CANBERRA, Australia (AP) — Indonesian ministers said Thursday they were comfortable with a planned increase in U.S. troops in northern Australia seen as an attempt to contain China and they hoped to join disaster relief training.
President Barack Obama announced in November a plan to send U.S. military aircraft and up to 2,500 Marines to the northern Australian city of Darwin to create a training hub to help allies and protect American interests across Asia.
Visiting Indonesian Foreign Minister Marty Natalegawa and Defense Minister Purnomo Yusgiantoro discussed the plans with their Australian counterparts during a four-minister forum on foreign policy and security objectives on Thursday. Australia has previously only held such meetings with key allies the United States, Britain and Japan. It was the first such forum for Indonesia.

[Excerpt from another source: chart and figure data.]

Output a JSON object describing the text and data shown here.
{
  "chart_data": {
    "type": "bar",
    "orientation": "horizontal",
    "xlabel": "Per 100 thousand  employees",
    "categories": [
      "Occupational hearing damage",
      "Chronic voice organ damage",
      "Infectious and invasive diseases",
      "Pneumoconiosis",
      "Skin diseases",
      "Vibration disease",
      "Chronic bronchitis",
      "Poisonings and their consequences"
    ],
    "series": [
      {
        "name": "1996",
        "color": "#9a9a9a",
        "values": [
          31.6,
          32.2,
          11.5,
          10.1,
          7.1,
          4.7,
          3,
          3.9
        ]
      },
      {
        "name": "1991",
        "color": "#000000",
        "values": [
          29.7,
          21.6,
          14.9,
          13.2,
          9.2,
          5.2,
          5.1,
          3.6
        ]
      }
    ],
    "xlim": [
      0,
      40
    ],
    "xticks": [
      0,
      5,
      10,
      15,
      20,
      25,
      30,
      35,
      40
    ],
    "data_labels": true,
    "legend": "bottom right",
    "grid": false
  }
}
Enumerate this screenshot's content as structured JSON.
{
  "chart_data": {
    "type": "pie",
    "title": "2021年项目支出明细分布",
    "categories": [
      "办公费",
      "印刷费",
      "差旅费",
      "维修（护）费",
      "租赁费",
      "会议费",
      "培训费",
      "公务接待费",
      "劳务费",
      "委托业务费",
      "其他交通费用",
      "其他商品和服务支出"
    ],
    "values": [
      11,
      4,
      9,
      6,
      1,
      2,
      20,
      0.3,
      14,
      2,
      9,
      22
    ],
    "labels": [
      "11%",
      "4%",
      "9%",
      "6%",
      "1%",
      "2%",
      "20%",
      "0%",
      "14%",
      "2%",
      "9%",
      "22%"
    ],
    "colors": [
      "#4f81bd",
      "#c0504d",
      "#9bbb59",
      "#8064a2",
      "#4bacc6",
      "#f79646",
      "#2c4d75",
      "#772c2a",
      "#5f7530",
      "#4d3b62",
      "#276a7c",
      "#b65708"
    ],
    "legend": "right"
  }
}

Yusgiantoro said Indonesia, the world's third largest democracy and a vast archipelago prone to disastrous earthquakes and tsunamis, wanted to take optimal advantage of the Marines' presence in Australia with their humanitarian assistance and disaster relief capabilities.
"We don't have a problem at all with the placement of the U.S. Marines in Darwin," Yusgiantoro told reporters after the meeting at Parliament House.
The closer military ties between Australia and its most important defense ally, the United States, have been seen as a reaction to China's increasing military assertiveness in Asia.
Natalegawa used a speech in Canberra on Wednesday to warn against any Cold War-style attempt to contain China.
While not specifically naming China, Natalegawa told a university forum that "the management or the containment of a rising country, we believe, would see the return of old-style Cold War power politics."
Natalegawa said Thursday that Australia had answered Indonesia's questions about the increased U.S. military presence, and suggested the plan did not amount to a backward step to the Cold War era.
"There is a general wish on the part of both countries to ensure that our region, namely the Asia-Pacific, continues to remain benign and peaceful and that we not revert to any conditions that would jeopardize that kind of already positive outlook," Natalegawa told reporters.
A commentary run by the official Xinhua News Agency has suggested China was uneasy but not alarmed over the renewed U.S. focus on Asia including the north Australian military presence.
Defense Minister Stephen Smith said the meeting Thursday had discussed the possibility of other countries joining in U.S.-Australian military exercises in Australia, including Indonesia and China.
"We don't discount that down the track," said Smith, adding that such exercises would likely focus on humanitarian assistance and disaster relief.